We do expect the executive to wield some political capital in order to convince MPs that repealing the interest rate cap is better overall for the economy. If the proposal to repeal the rate cap law is successful, we expect to see the following benefits accrue to the economy:

  1. Growth in Private Sector Credit: As of August 2019, the private sector credit growth rate stood at 6.3% according to the MPC market perception survey. With the repeal of the rate cap law, we expect that access to credit by Micro, Small and Medium Enterprises (MSMEs) will increase as banks will have sufficient margin to compensate for risks,
  2. Higher GDP Growth: Credit and economic growth are positively correlated and we expect that with increased access to credit by MSMEs, the economy is bound to expand as MSMEs make a significant contribution to the economy. According to data from the KNBS, Micro, Small and Medium Enterprises (MSMEs) 2016 survey, MSMEs account for approximately 28.4% of Kenya’s GDP, and,
  3. Increased Monetary Policy Effectiveness: With the repeal of the rate cap law, the Central Bank of Kenya will be free to adjust the monetary policy rate in response to economic developments such as inflation and growth.
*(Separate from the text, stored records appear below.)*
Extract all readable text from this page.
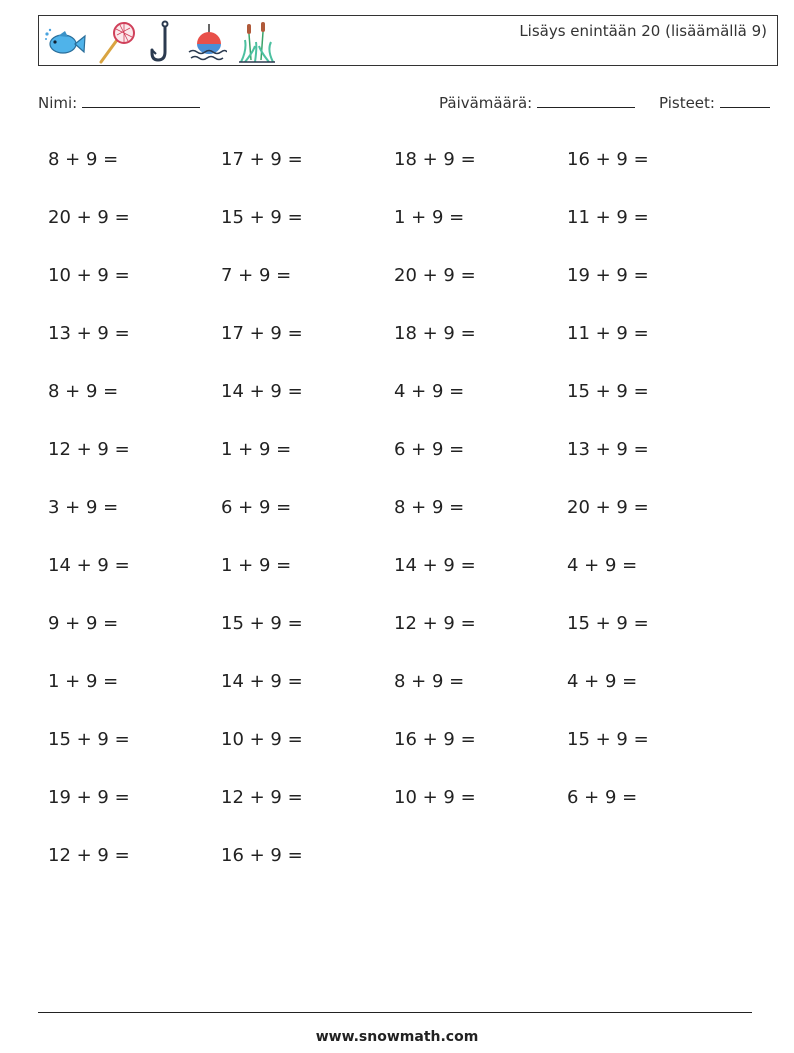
Lisäys enintään 20 (lisäämällä 9)
Nimi:	Päivämäärä:	Pisteet:
8 + 9 =	17 + 9 =	18 + 9 =	16 + 9 =
20 + 9 =	15 + 9 =	1 + 9 =	11 + 9 =
10 + 9 =	7 + 9 =	20 + 9 =	19 + 9 =
13 + 9 =	17 + 9 =	18 + 9 =	11 + 9 =
8 + 9 =	14 + 9 =	4 + 9 =	15 + 9 =
12 + 9 =	1 + 9 =	6 + 9 =	13 + 9 =
3 + 9 =	6 + 9 =	8 + 9 =	20 + 9 =
14 + 9 =	1 + 9 =	14 + 9 =	4 + 9 =
9 + 9 =	15 + 9 =	12 + 9 =	15 + 9 =
1 + 9 =	14 + 9 =	8 + 9 =	4 + 9 =
15 + 9 =	10 + 9 =	16 + 9 =	15 + 9 =
19 + 9 =	12 + 9 =	10 + 9 =	6 + 9 =
12 + 9 =	16 + 9 =
www.snowmath.com
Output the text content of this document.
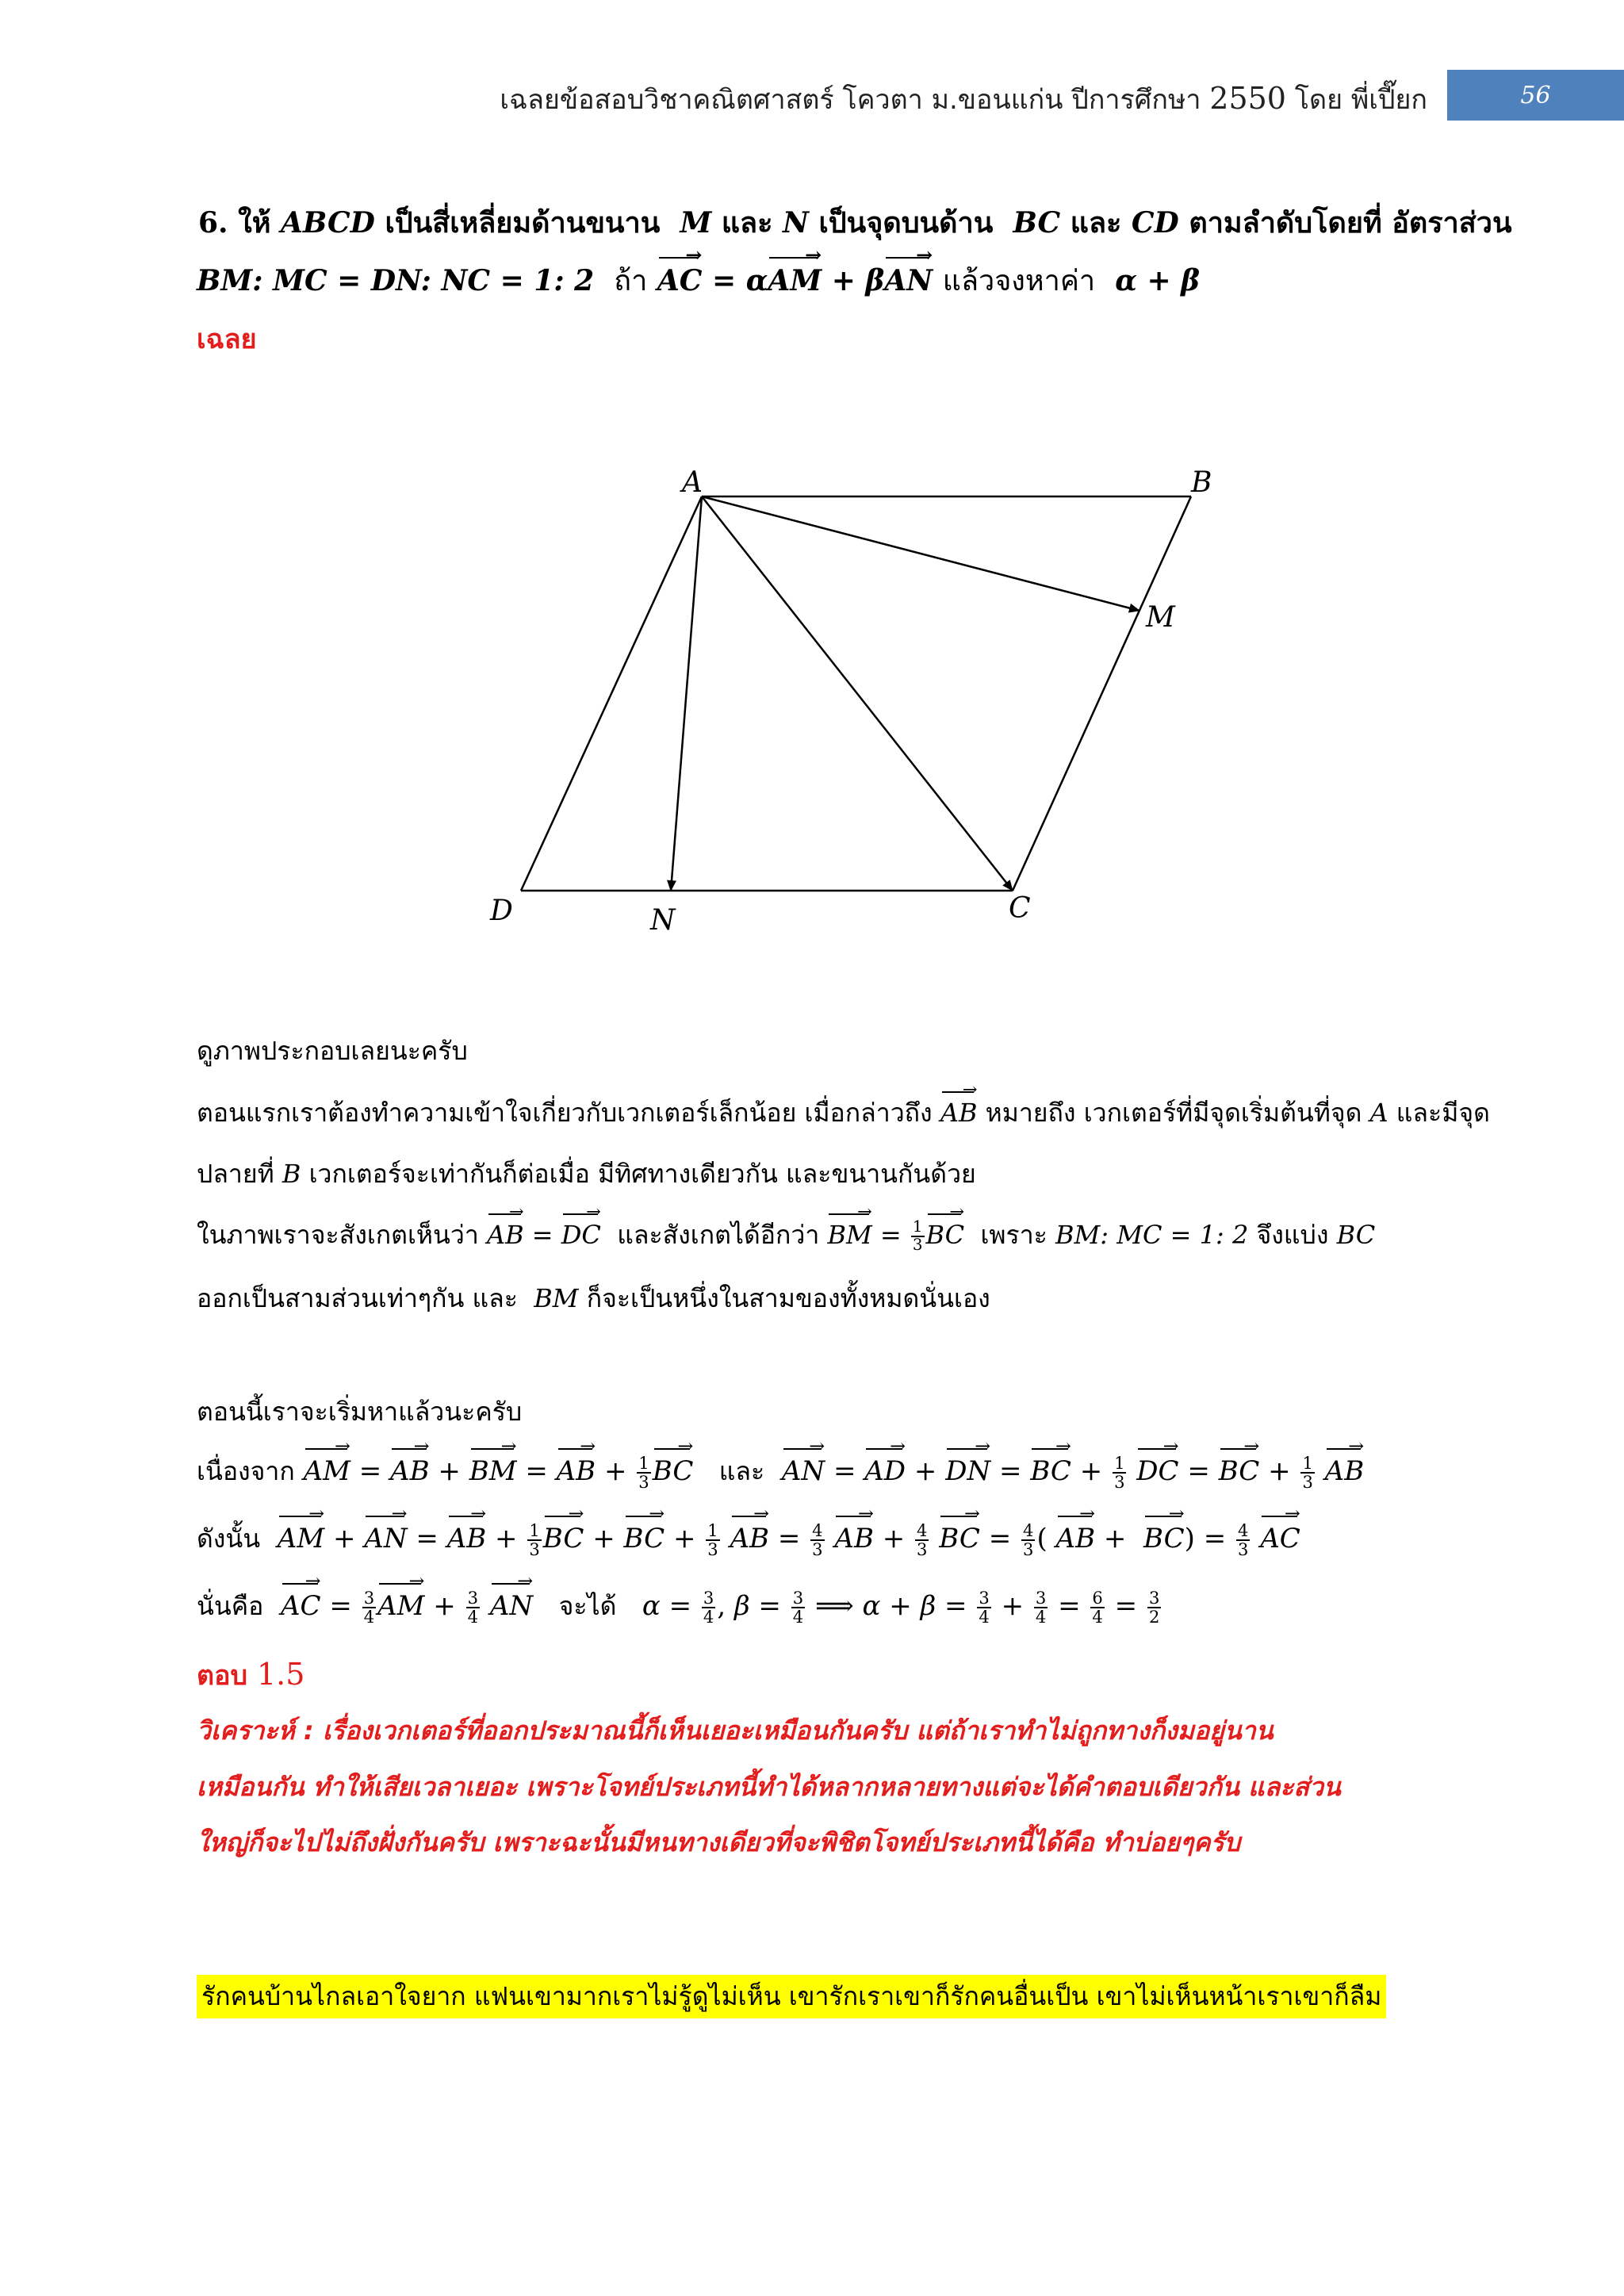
เฉลยข้อสอบวิชาคณิตศาสตร์ โควตา ม.ขอนแก่น ปีการศึกษา 2550 โดย พี่เปี๊ยก	56
6. ให้ ABCD เป็นสี่เหลี่ยมด้านขนาน M และ N เป็นจุดบนด้าน BC และ CD ตามลำดับโดยที่ อัตราส่วน
BM: MC = DN: NC = 1: 2 ถ้า AC → = αAM → + βAN → แล้วจงหาค่า α + β
เฉลย
A	B
M
D	N	C
ดูภาพประกอบเลยนะครับ
ตอนแรกเราต้องทำความเข้าใจเกี่ยวกับเวกเตอร์เล็กน้อย เมื่อกล่าวถึง AB → หมายถึง เวกเตอร์ที่มีจุดเริ่มต้นที่จุด A และมีจุด
ปลายที่ B เวกเตอร์จะเท่ากันก็ต่อเมื่อ มีทิศทางเดียวกัน และขนานกันด้วย
ในภาพเราจะสังเกตเห็นว่า AB → = DC → และสังเกตได้อีกว่า BM → = $\frac{1}{3}$ BC → เพราะ BM: MC = 1: 2 จึงแบ่ง BC
ออกเป็นสามส่วนเท่าๆกัน และ BM ก็จะเป็นหนึ่งในสามของทั้งหมดนั่นเอง
ตอนนี้เราจะเริ่มหาแล้วนะครับ
เนื่องจาก AM → = AB → + BM → = AB → + $\frac{1}{3}$ BC → และ AN → = AD → + DN → = BC → + $\frac{1}{3}$ DC → = BC → + $\frac{1}{3}$ AB →
ดังนั้น AM → + AN → = AB → + $\frac{1}{3}$ BC → + BC → + $\frac{1}{3}$ AB → = $\frac{4}{3}$ AB → + $\frac{4}{3}$ BC → = $\frac{4}{3}$ ( AB → +  BC →) = $\frac{4}{3}$ AC →
นั่นคือ AC → = $\frac{3}{4}$ AM → + $\frac{3}{4}$ AN → จะได้ $\alpha = \frac{3}{4}$ , $\beta = \frac{3}{4}$ ⟹ $\alpha + \beta = \frac{3}{4} + \frac{3}{4} = \frac{6}{4} = \frac{3}{2}$
ตอบ 1.5
วิเคราะห์ : เรื่องเวกเตอร์ที่ออกประมาณนี้ก็เห็นเยอะเหมือนกันครับ แต่ถ้าเราทำไม่ถูกทางก็งมอยู่นาน
เหมือนกัน ทำให้เสียเวลาเยอะ เพราะโจทย์ประเภทนี้ทำได้หลากหลายทางแต่จะได้คำตอบเดียวกัน และส่วน
ใหญ่ก็จะไปไม่ถึงฝั่งกันครับ เพราะฉะนั้นมีหนทางเดียวที่จะพิชิตโจทย์ประเภทนี้ได้คือ ทำบ่อยๆครับ
รักคนบ้านไกลเอาใจยาก แฟนเขามากเราไม่รู้ดูไม่เห็น เขารักเราเขาก็รักคนอื่นเป็น เขาไม่เห็นหน้าเราเขาก็ลืม
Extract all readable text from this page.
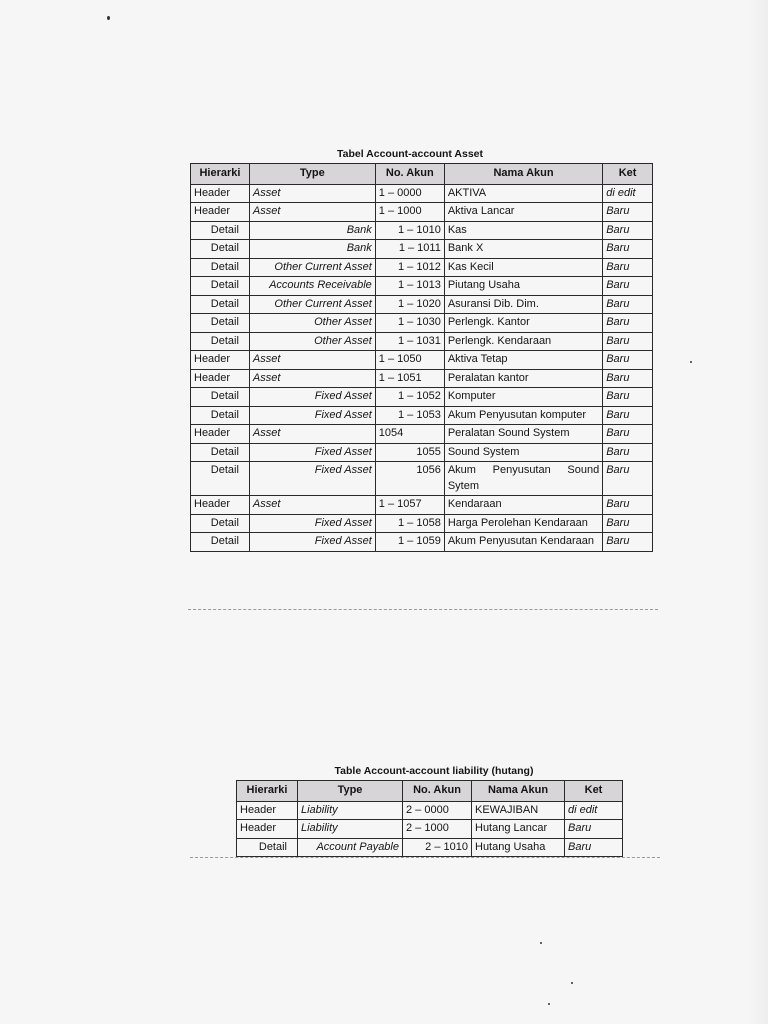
Tabel Account-account Asset
Hierarki	Type	No. Akun	Nama Akun	Ket
Header	Asset	1 – 0000	AKTIVA	di edit
Header	Asset	1 – 1000	Aktiva Lancar	Baru
Detail	Bank	1 – 1010	Kas	Baru
Detail	Bank	1 – 1011	Bank X	Baru
Detail	Other Current Asset	1 – 1012	Kas Kecil	Baru
Detail	Accounts Receivable	1 – 1013	Piutang Usaha	Baru
Detail	Other Current Asset	1 – 1020	Asuransi Dib. Dim.	Baru
Detail	Other Asset	1 – 1030	Perlengk. Kantor	Baru
Detail	Other Asset	1 – 1031	Perlengk. Kendaraan	Baru
Header	Asset	1 – 1050	Aktiva Tetap	Baru
Header	Asset	1 – 1051	Peralatan kantor	Baru
Detail	Fixed Asset	1 – 1052	Komputer	Baru
Detail	Fixed Asset	1 – 1053	Akum Penyusutan komputer	Baru
Header	Asset	1054	Peralatan Sound System	Baru
Detail	Fixed Asset	1055	Sound System	Baru
Detail	Fixed Asset	1056	Akum Penyusutan Sound Sytem	Baru
Header	Asset	1 – 1057	Kendaraan	Baru
Detail	Fixed Asset	1 – 1058	Harga Perolehan Kendaraan	Baru
Detail	Fixed Asset	1 – 1059	Akum Penyusutan Kendaraan	Baru
Table Account-account liability (hutang)
Hierarki	Type	No. Akun	Nama Akun	Ket
Header	Liability	2 – 0000	KEWAJIBAN	di edit
Header	Liability	2 – 1000	Hutang Lancar	Baru
Detail	Account Payable	2 – 1010	Hutang Usaha	Baru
In conclusion, the rate cap legislation should be repealed because a free market, where interest rates are set by the forces of demand and supply coupled with increased competition from non-bank financial institutions for funding, will see a competitive environment where the cost of credit reduces, as well as increase access to credit by borrowers that have been shunned under the current regulated loan-pricing framework.

However, after the repeal, we still recommend that we deal with two key outstanding issues of (i) Consumer Protection Against Abuse by Banks, and (ii) Promoting Competing Alternative Funding Channels.


Disclaimer: The views expressed in this publication are those of the writers where particulars are not warranted. This publication is meant for general information only and is not a warranty, representation, advice or solicitation of any nature. Readers are advised in all circumstances to seek the advice of a registered investment advisor.